The odds against all these variables simultaneously having precisely the one value necessary for this world are quite literally astronomical.

If your friend drew even two consecutive royal flushes in poker you’d immediately suspect him of cheating. Why? Because when something incredibly unlikely occurs it’s very difficult to believe it occurs by chance. Yet even vastly more unlikely is that precise combination of physical values, the only such combination, that would produce the world we inhabit. By parity of reasoning we should conclude that this world has not arisen by chance.

Sometimes people object as follows: of course the world we inhabit has these specific physical features, for otherwise we wouldn’t be here to discover them! Given that we are here it’s impossible that physics be any different, so we shouldn’t be so surprised at what we find.
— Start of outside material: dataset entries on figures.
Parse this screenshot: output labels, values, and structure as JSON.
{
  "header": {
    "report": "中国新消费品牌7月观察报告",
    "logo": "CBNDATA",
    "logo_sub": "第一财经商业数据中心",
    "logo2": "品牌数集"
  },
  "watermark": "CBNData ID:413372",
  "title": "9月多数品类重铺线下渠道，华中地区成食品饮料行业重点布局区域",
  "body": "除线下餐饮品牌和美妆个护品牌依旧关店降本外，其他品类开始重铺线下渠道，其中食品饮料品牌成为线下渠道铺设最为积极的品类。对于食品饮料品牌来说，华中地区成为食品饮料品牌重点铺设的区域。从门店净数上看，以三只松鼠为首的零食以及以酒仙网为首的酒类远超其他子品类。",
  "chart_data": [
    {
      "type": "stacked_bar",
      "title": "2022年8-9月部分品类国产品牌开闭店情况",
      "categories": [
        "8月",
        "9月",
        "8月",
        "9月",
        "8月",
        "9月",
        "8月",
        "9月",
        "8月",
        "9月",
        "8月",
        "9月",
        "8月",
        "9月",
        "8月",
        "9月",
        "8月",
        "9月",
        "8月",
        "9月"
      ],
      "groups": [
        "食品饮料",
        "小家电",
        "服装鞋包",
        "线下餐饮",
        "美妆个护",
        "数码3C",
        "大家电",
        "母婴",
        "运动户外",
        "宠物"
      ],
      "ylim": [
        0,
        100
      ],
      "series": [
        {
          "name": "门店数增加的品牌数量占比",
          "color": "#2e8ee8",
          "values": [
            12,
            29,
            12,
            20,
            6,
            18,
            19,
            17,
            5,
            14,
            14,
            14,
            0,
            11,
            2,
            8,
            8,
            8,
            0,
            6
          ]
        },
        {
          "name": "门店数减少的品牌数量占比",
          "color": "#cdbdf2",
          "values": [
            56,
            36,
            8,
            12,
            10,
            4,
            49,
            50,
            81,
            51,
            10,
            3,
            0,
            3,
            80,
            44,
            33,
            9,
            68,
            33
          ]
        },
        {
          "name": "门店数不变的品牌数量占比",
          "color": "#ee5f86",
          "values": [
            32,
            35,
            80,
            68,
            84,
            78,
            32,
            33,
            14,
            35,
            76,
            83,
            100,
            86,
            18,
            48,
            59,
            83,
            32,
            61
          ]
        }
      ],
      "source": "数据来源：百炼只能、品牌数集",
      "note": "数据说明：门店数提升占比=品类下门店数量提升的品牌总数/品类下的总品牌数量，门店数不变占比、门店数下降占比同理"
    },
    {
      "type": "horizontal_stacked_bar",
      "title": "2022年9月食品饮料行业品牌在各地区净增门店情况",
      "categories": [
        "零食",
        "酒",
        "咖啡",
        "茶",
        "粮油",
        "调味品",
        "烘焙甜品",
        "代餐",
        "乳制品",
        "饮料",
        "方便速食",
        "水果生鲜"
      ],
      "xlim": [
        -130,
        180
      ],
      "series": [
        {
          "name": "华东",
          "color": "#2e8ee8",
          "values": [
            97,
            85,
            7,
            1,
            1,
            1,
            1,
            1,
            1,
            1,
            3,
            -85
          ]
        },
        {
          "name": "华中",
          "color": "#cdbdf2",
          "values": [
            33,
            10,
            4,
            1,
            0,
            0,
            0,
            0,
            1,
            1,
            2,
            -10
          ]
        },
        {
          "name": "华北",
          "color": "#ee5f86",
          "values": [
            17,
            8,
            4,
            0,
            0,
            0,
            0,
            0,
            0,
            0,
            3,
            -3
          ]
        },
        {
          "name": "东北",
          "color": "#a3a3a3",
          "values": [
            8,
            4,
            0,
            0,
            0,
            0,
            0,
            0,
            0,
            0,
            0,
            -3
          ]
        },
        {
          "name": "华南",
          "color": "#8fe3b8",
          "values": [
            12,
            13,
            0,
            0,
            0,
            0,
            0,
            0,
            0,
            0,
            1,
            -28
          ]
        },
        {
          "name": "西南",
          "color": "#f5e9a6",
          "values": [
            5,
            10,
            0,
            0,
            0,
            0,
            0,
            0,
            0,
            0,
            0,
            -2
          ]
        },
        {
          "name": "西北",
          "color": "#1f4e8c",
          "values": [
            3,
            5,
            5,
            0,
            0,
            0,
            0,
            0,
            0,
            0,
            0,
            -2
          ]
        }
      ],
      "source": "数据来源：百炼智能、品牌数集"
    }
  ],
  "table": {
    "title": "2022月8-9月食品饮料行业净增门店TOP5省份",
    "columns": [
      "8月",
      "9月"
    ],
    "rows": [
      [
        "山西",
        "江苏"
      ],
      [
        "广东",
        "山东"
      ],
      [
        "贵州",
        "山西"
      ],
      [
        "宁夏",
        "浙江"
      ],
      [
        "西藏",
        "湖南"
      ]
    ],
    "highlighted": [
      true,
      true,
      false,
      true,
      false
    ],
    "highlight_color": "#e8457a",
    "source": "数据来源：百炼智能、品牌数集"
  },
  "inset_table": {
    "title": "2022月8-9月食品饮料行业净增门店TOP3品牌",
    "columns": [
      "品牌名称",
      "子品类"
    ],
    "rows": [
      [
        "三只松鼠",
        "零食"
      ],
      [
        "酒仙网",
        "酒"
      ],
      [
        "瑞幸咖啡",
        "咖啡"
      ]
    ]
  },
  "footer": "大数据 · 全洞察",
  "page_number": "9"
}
But that misses the point. Of course given that we are here it follows that the world must be ordered appropriately. But what is incredibly unlikely is that we are here--that the one combination of fundamental physical values which would produce a world of any value is the one that occurred.

And when something incredibly unlikely occurs it is difficult to believe it occurs by chance.


Sources:
(1) Paul Davies, The Mind of God (New York, NY: Simon and Schuster, 1992), Ch. 8: “Designer Universe.”
(2) Paul Davies, Cosmic Jackpot: Why Our Universe Is Just Right for Life (Boston, MA: Houghton Mifflin, 2007).